Dalam ulasan ini tidak semua kami sertakan namun hanya kami nukil kisah beberapa kisah Nabi dan Ulama (Sohabat Rosulullah)
Nabi Nuh dan Nabi Luth alaihimassalam
Di kisahkan dalam Al-Qur’an
ضَرَبَ اللّٰهُ مَثَلًا لِّلَّذِيْنَ كَفَرُوا امْرَاَتَ نُوْحٍ وَّامْرَاَتَ لُوْطٍۗ كَانَتَا تَحْتَ عَبْدَيْنِ مِنْ عِبَادِنَا صَالِحَيْنِ فَخَانَتٰهُمَا
“Allah membuat perumpamaan bagi orang-orang kafir, istri Nuh dan istri Lut.

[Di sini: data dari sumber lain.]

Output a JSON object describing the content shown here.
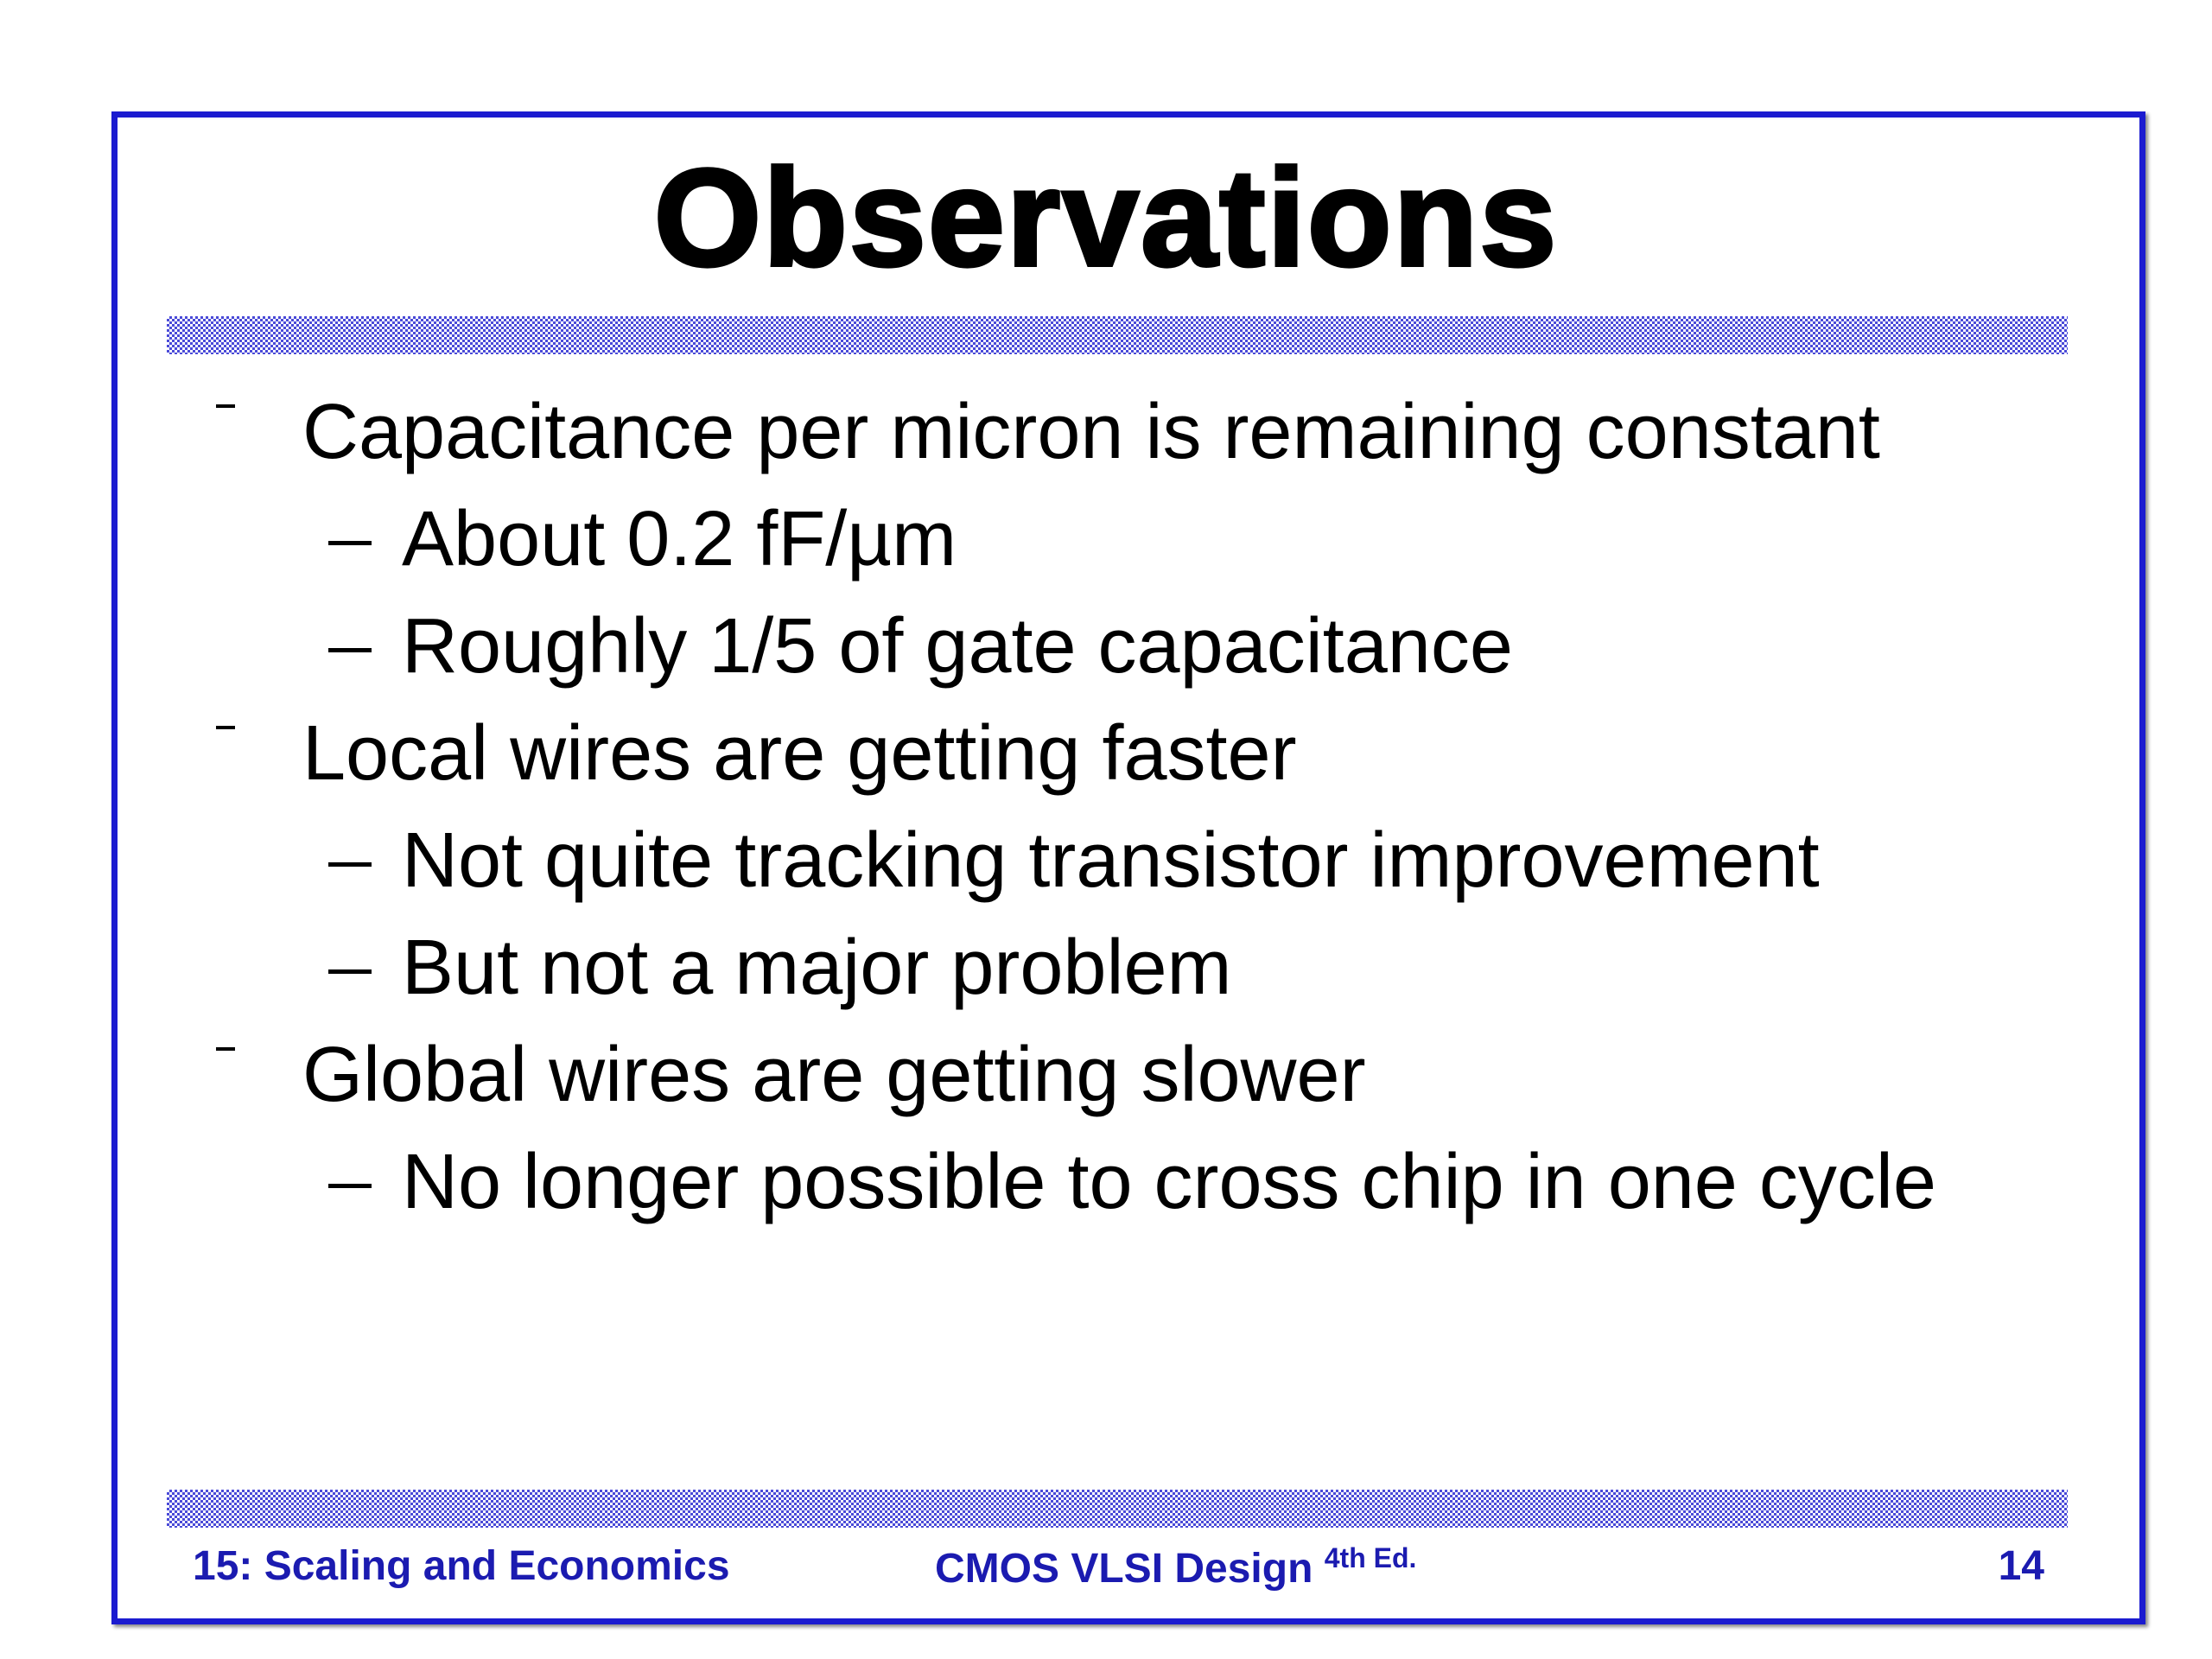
{
  "title": "Observations",
  "bullets": [
    {
      "text": "Capacitance per micron is remaining constant",
      "subitems": [
        "About 0.2 fF/µm",
        "Roughly 1/5 of gate capacitance"
      ]
    },
    {
      "text": "Local wires are getting faster",
      "subitems": [
        "Not quite tracking transistor improvement",
        "But not a major problem"
      ]
    },
    {
      "text": "Global wires are getting slower",
      "subitems": [
        "No longer possible to cross chip in one cycle"
      ]
    }
  ],
  "footer": {
    "left": "15: Scaling and Economics",
    "center": "CMOS VLSI Design",
    "center_superscript": "4th Ed.",
    "right": "14"
  }
}
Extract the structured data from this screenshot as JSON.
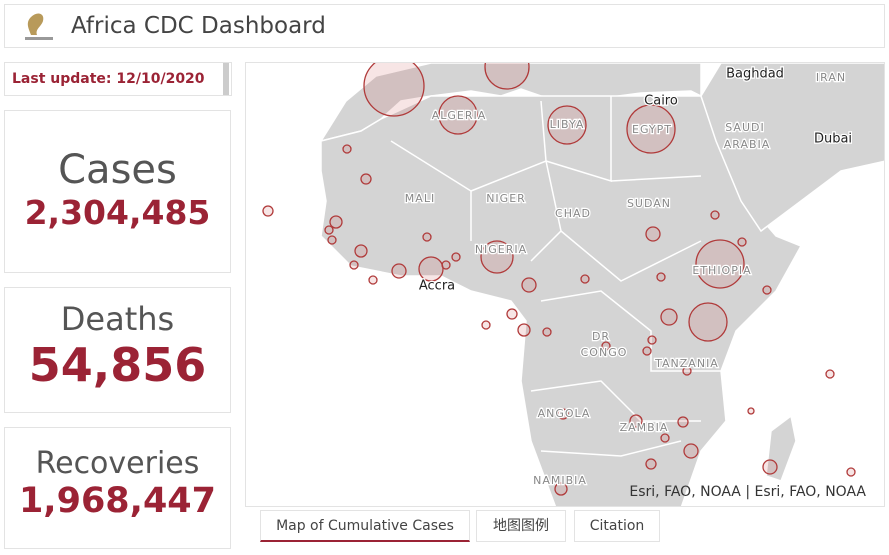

Keduanya berada di bawah pengawasan dua orang hamba yang saleh di antara hamba-hamba Kami; lalu kedua istri itu berkhianat kepada kedua suaminya”
QS. At-Tahrim:10
Beberapa mufasirin Qur’an seperti Imam As-Suyuthi dalam kitab Darul Mantsur mengatakan dari sumber Sohabat Ibnu Abbas
“yang dimaksud mereka istri berkhianat adalah: adapun istrinya Nabi Nuh dia mengatakan kepada manusia bahwasanya Nuh itu gila. Sedangkan khianatnya istrinya Nabi Luth adalah dia memberitahu kepada kaumnya (yang gay) bahwasanya ada tamu-tamu laki-laki tampan yang datang ke desa mereka”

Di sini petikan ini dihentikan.